There’s no right or wrong when it comes to the liquid, so the recipe below focuses on the tapioca pearls. This recipe makes enough for 2-3 people, about 80 balls, depending on how small or large you make them.
- For the Drink
- Tea, Coffee, Juice, or Smoothie of Your Choice - 2-3 servings
- Milk, Sweetener - optional
- Ice - as needed
- Bubble Tea Straws - 1 per person
- For the Syrup
- Brown Sugar - 1/4 cup
- Honey - 1 Tbsp.
- Boiling Water - 1/4 cup
- For the Tapioca Pearls (Bubbles)
- Tapioca Flour (Also Known as Tapioca Starch) - 6 Tbsp.
- Boiling Water - 2 Tbsp.
1. Fill a pot with about 6 cups of water. Bring to a boil.
For the Drink
2. Prepare 2-3 servings of tea or coffee of your choice and place in the refrigerator to cool. If making juice or a smoothie, this step can be done toward the end while the bubbles are cooking.
For black tea, I steep 2 tea bags of Twinings English Breakfast in 2 cups of nearly boiling water for 10 minutes. I then discard the tea bags and place the tea in the fridge.
For the Syrup
This syrup is what the bubbles will be stored in and can also be used to sweeten your tea or coffee. I use the same jar of syrup for a week before making a new batch. You can easily double this recipe if you're planning to make bubbles more than once.
3. Put 1/4 cup of brown sugar and 1 Tbsp. of honey in a bowl or jar. You can add more or less honey depending on how sweet you want your bubbles.
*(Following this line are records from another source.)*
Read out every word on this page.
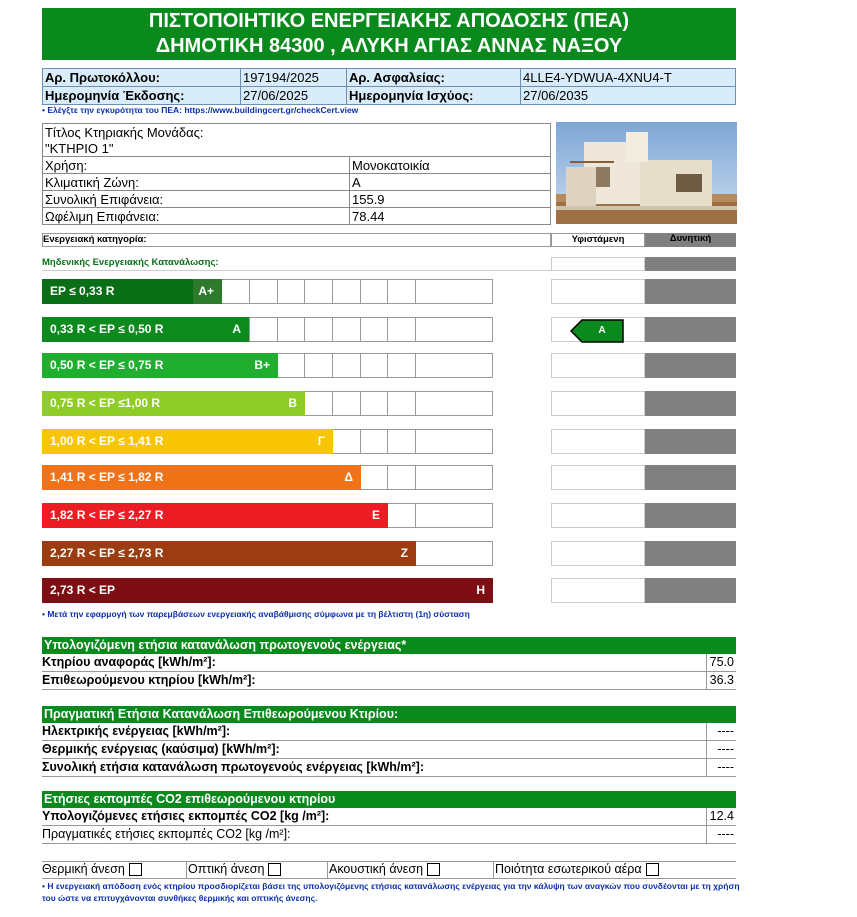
ΠΙΣΤΟΠΟΙΗΤΙΚΟ ΕΝΕΡΓΕΙΑΚΗΣ ΑΠΟΔΟΣΗΣ (ΠΕΑ)
ΔΗΜΟΤΙΚΗ 84300 , ΑΛΥΚΗ ΑΓΙΑΣ ΑΝΝΑΣ ΝΑΞΟΥ
Αρ. Πρωτοκόλλου:	197194/2025	Αρ. Ασφαλείας:	4LLE4-YDWUA-4XNU4-T
Ημερομηνία Έκδοσης:	27/06/2025	Ημερομηνία Ισχύος:	27/06/2035
• Ελέγξτε την εγκυρότητα του ΠΕΑ: https://www.buildingcert.gr/checkCert.view
Τίτλος Κτηριακής Μονάδας:	
"ΚΤΗΡΙΟ 1"	
Χρήση:	Μονοκατοικία
Κλιματική Ζώνη:	A
Συνολική Επιφάνεια:	155.9
Ωφέλιμη Επιφάνεια:	78.44
Ενεργειακή κατηγορία:	Υφιστάμενη	Δυνητική
Μηδενικής Ενεργειακής Κατανάλωσης:
EP ≤ 0,33 R	A+
0,33 R < EP ≤ 0,50 R	A
0,50 R < EP ≤ 0,75 R	B+
0,75 R < EP ≤1,00 R	B
1,00 R < EP ≤ 1,41 R	Γ
1,41 R < EP ≤ 1,82 R	Δ
1,82 R < EP ≤ 2,27 R	E
2,27 R < EP ≤ 2,73 R	Z
2,73 R < EP	H
A
• Μετά την εφαρμογή των παρεμβάσεων ενεργειακής αναβάθμισης σύμφωνα με τη βέλτιστη (1η) σύσταση
Υπολογιζόμενη ετήσια κατανάλωση πρωτογενούς ενέργειας*
Κτηρίου αναφοράς [kWh/m²]:	75.0
Επιθεωρούμενου κτηρίου [kWh/m²]:	36.3
Πραγματική Ετήσια Κατανάλωση Επιθεωρούμενου Κτιρίου:
Ηλεκτρικής ενέργειας [kWh/m²]:	----
Θερμικής ενέργειας (καύσιμα) [kWh/m²]:	----
Συνολική ετήσια κατανάλωση πρωτογενούς ενέργειας [kWh/m²]:	----
Ετήσιες εκπομπές CO2 επιθεωρούμενου κτηρίου
Υπολογιζόμενες ετήσιες εκπομπές CO2 [kg /m²]:	12.4
Πραγματικές ετήσιες εκπομπές CO2 [kg /m²]:	----
Θερμική άνεση	Οπτική άνεση	Ακουστική άνεση	Ποιότητα εσωτερικού αέρα
• Η ενεργειακή απόδοση ενός κτηρίου προσδιορίζεται βάσει της υπολογιζόμενης ετήσιας κατανάλωσης ενέργειας για την κάλυψη των αναγκών που συνδέονται με τη χρήση του ώστε να επιτυγχάνονται συνθήκες θερμικής και οπτικής άνεσης.
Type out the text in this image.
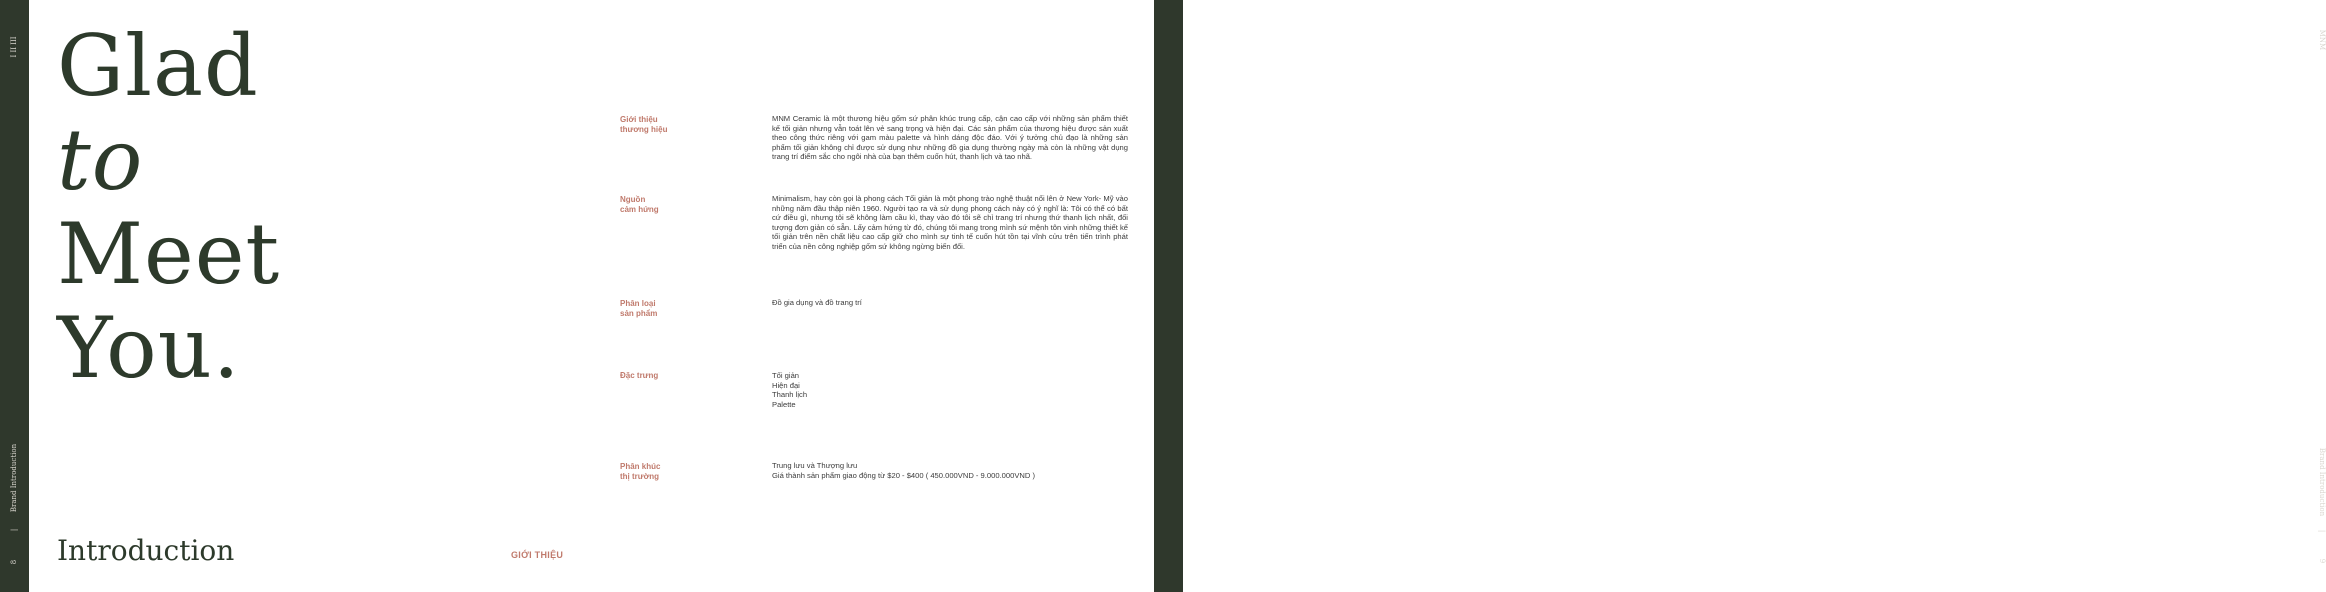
I II III
Brand Introduction
|
8
MNM
Brand Introduction
|
9
Glad
to
Meet
You.
Introduction	GIỚI THIỆU
Giới thiệu
thương hiệu
MNM Ceramic là một thương hiệu gốm sứ phân khúc trung cấp, cận cao cấp với những sản phẩm thiết kế tối giản nhưng vẫn toát lên vẻ sang trọng và hiện đại. Các sản phẩm của thương hiệu được sản xuất theo công thức riêng với gam màu palette và hình dáng độc đáo. Với ý tưởng chủ đạo là những sản phẩm tối giản không chỉ được sử dụng như những đồ gia dụng thường ngày mà còn là những vật dụng trang trí điểm sắc cho ngôi nhà của bạn thêm cuốn hút, thanh lịch và tao nhã.
Nguồn
cảm hứng
Minimalism, hay còn gọi là phong cách Tối giản là một phong trào nghệ thuật nổi lên ở New York- Mỹ vào những năm đầu thập niên 1960. Người tạo ra và sử dụng phong cách này có ý nghĩ là: Tôi có thể có bất cứ điều gì, nhưng tôi sẽ không làm cầu kì, thay vào đó tôi sẽ chỉ trang trí nhưng thứ thanh lịch nhất, đối tượng đơn giản có sẵn. Lấy cảm hứng từ đó, chúng tôi mang trong mình sứ mệnh tôn vinh những thiết kế tối giản trên nền chất liệu cao cấp giữ cho mình sự tinh tế cuốn hút tồn tại vĩnh cửu trên tiến trình phát triển của nền công nghiệp gốm sứ không ngừng biến đổi.
Phân loại
sản phẩm
Đồ gia dụng và đồ trang trí
Đặc trưng	Tối giản
Hiện đại
Thanh lịch
Palette
Phân khúc
thị trường
Trung lưu và Thượng lưu
Giá thành sản phẩm giao động từ $20 - $400 ( 450.000VND - 9.000.000VND )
4. Pour 1/4 cup of boiling water over the sugar and honey. Stir until all is dissolved. Place the syrup in the refrigerator for future use.
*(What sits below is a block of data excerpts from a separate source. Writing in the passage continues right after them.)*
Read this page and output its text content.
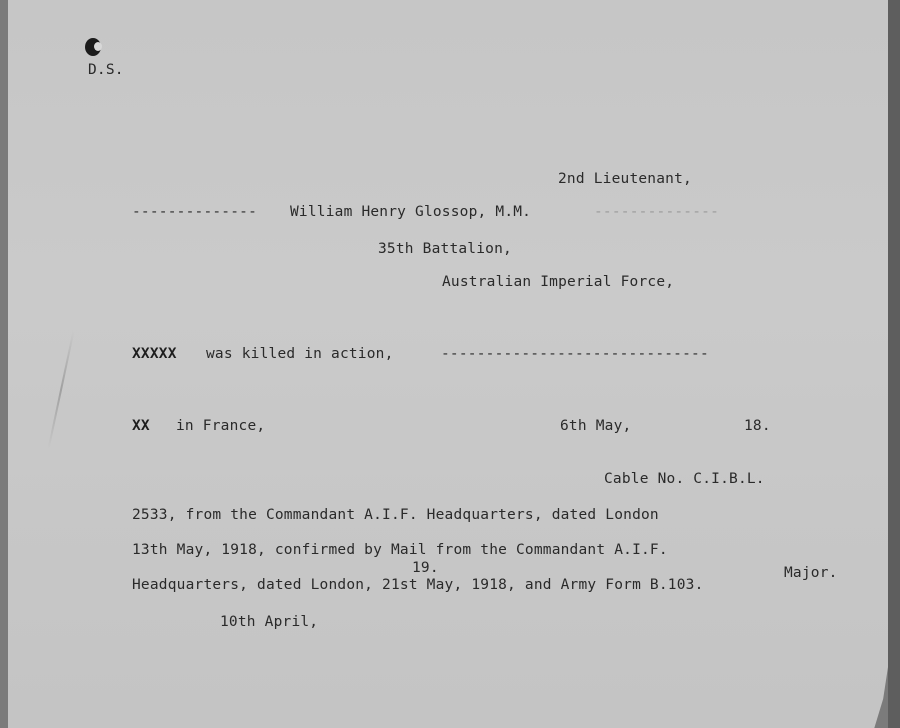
D.S.
2nd Lieutenant,
-------------- William Henry Glossop, M.M.	--------------
35th Battalion,
Australian Imperial Force,
XXXXX was killed in action,	------------------------------
XX in France,	6th May,	18.
Cable No. C.I.B.L.
2533, from the Commandant A.I.F. Headquarters, dated London
13th May, 1918, confirmed by Mail from the Commandant A.I.F.
19.
Headquarters, dated London, 21st May, 1918, and Army Form B.103.
Major.
10th April,
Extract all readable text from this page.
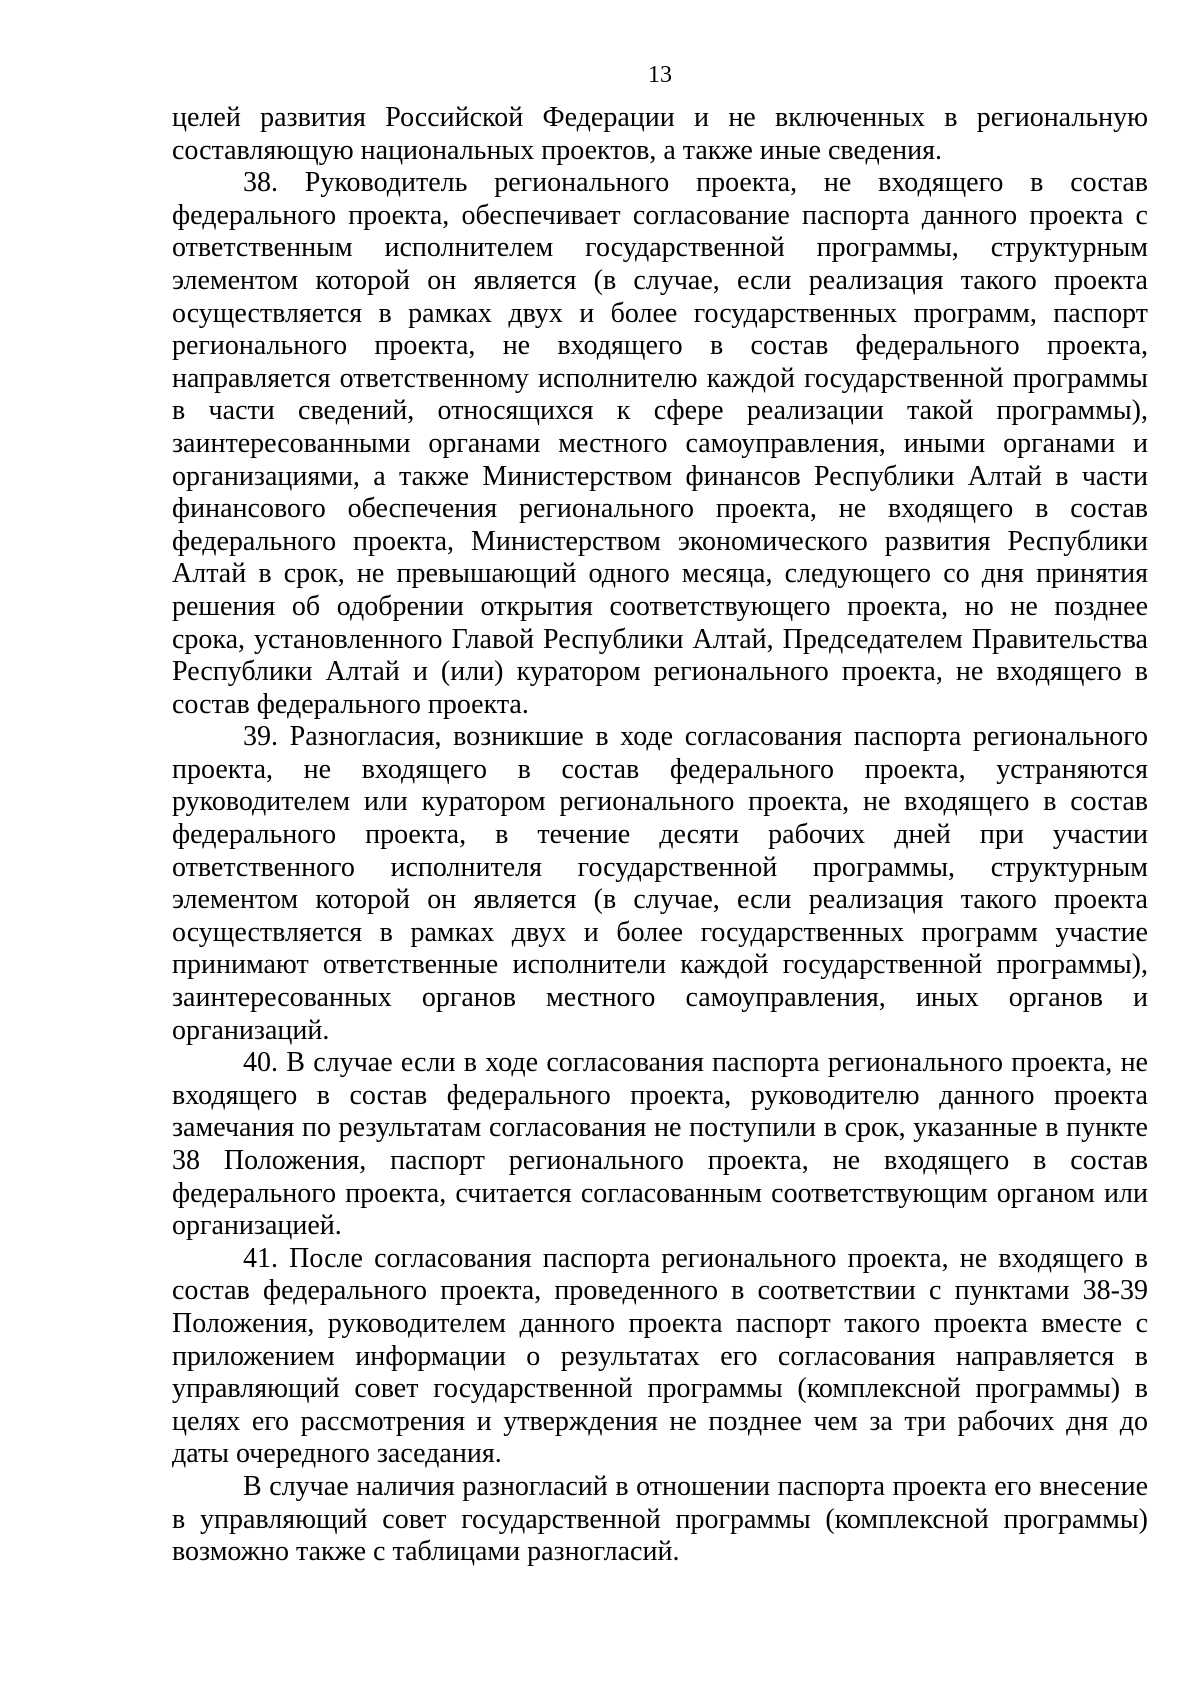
13

целей развития Российской Федерации и не включенных в региональную составляющую национальных проектов, а также иные сведения.

38. Руководитель регионального проекта, не входящего в состав федерального проекта, обеспечивает согласование паспорта данного проекта с ответственным исполнителем государственной программы, структурным элементом которой он является (в случае, если реализация такого проекта осуществляется в рамках двух и более государственных программ, паспорт регионального проекта, не входящего в состав федерального проекта, направляется ответственному исполнителю каждой государственной программы в части сведений, относящихся к сфере реализации такой программы), заинтересованными органами местного самоуправления, иными органами и организациями, а также Министерством финансов Республики Алтай в части финансового обеспечения регионального проекта, не входящего в состав федерального проекта, Министерством экономического развития Республики Алтай в срок, не превышающий одного месяца, следующего со дня принятия решения об одобрении открытия соответствующего проекта, но не позднее срока, установленного Главой Республики Алтай, Председателем Правительства Республики Алтай и (или) куратором регионального проекта, не входящего в состав федерального проекта.

39. Разногласия, возникшие в ходе согласования паспорта регионального проекта, не входящего в состав федерального проекта, устраняются руководителем или куратором регионального проекта, не входящего в состав федерального проекта, в течение десяти рабочих дней при участии ответственного исполнителя государственной программы, структурным элементом которой он является (в случае, если реализация такого проекта осуществляется в рамках двух и более государственных программ участие принимают ответственные исполнители каждой государственной программы), заинтересованных органов местного самоуправления, иных органов и организаций.

40. В случае если в ходе согласования паспорта регионального проекта, не входящего в состав федерального проекта, руководителю данного проекта замечания по результатам согласования не поступили в срок, указанные в пункте 38 Положения, паспорт регионального проекта, не входящего в состав федерального проекта, считается согласованным соответствующим органом или организацией.

41. После согласования паспорта регионального проекта, не входящего в состав федерального проекта, проведенного в соответствии с пунктами 38-39 Положения, руководителем данного проекта паспорт такого проекта вместе с приложением информации о результатах его согласования направляется в управляющий совет государственной программы (комплексной программы) в целях его рассмотрения и утверждения не позднее чем за три рабочих дня до даты очередного заседания.

В случае наличия разногласий в отношении паспорта проекта его внесение в управляющий совет государственной программы (комплексной программы) возможно также с таблицами разногласий.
For the Tapioca Pearls (Bubbles)
5. Place 6 Tbsp. tapioca flour in a bowl.
6. Gradually stir in 2 Tbsp. boiling water, adding only 1/2 Tbsp. at a time. The water must be boiling, so carefully scoop the boiling water from the pot and add it immediately to the flour. Then stir as much as possible before adding another 1/2 Tbsp. The mixture will look very dry, but continue mixing with a spoon until all 2 Tbsp. of water are incorporated.
7. The mixture will still look dry. With your hands, begin kneading the mixture together. The more you work it, the more it will start to come together. It is tempting to want to add more water, but that is how you end up with a gooey mess! Just keep squishing the mixture with your hands until it forms a clay-like dough.
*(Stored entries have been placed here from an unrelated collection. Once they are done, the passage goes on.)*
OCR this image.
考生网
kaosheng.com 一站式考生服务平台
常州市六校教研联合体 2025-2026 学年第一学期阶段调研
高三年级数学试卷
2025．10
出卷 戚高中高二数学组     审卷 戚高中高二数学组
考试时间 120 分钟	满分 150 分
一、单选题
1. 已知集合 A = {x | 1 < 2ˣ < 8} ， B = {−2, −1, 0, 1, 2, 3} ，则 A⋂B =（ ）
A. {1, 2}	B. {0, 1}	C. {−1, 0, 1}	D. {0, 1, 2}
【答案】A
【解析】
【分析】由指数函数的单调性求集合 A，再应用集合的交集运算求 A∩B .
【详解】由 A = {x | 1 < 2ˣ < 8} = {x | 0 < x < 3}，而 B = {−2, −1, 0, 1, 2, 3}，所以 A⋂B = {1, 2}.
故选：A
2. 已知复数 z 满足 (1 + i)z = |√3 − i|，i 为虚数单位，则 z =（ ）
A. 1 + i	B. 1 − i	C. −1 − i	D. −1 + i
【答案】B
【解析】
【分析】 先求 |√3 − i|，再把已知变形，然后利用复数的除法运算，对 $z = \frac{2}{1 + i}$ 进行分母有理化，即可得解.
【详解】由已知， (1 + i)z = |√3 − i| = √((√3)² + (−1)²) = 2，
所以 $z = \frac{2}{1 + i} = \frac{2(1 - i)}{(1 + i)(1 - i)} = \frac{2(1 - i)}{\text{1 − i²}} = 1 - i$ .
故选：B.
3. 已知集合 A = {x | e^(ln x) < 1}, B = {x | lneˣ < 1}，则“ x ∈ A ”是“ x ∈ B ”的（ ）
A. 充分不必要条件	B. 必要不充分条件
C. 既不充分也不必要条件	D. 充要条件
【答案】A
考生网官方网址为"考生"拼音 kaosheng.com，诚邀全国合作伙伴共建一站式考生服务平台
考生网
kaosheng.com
8. Roll the dough out flat until it is about 3-4 mm thick.
9. Using the flat end of a fat bubble tea straw like a cookie cutter, punch out circular discs from the dough.
10. Roll each disc into a ball. The balls will stay about the same size once cooked, so use the straw to check that your bubbles are the right size (they should be slightly smaller than the opening of the straw).
11. Keep on rolling. This step takes about 30 minutes unless you have some helping hands. Lay the balls on a flat surface to keep them from sticking together. Continue to rework the dough until you've used it all.
12. Add all the dough balls into the pot of boiling water and boil for 15 minutes. The bubbles will almost immediately float to the top, but that doesn't mean they're done. When you test one, it should feel overdone and super soft in your mouth; the bubbles will harden a little once chilled.
13. Once ready, scoop the bubbles out of the water and put them into the chilled syrup. Leave the bubbles and syrup at room temperature for at least 15 minutes. The longer the bubbles sit in the syrup, the sweeter they'll be. However, they should be consumed within 4 hours or they will harden.
Put it All Together
14. Fill a glass with the liquid of your choice. Add some milk, syrup (or other sweetener), and a few ice cubes. Finally, add as many bubbles as you wish to your drink. Stir, serve with a fat straw, and enjoy.
Here's how I like it:
1 cup of tea or coffee
1/8 cup milk
1/4 cup syrup
While the bubbles are best when used within 4 hours, they may be stored in the syrup overnight and used the next day. Simply scoop them out of the syrup and place them in a pot of boiling water for 5-7 minutes. Once soft again, put them back in the syrup and use as directed above.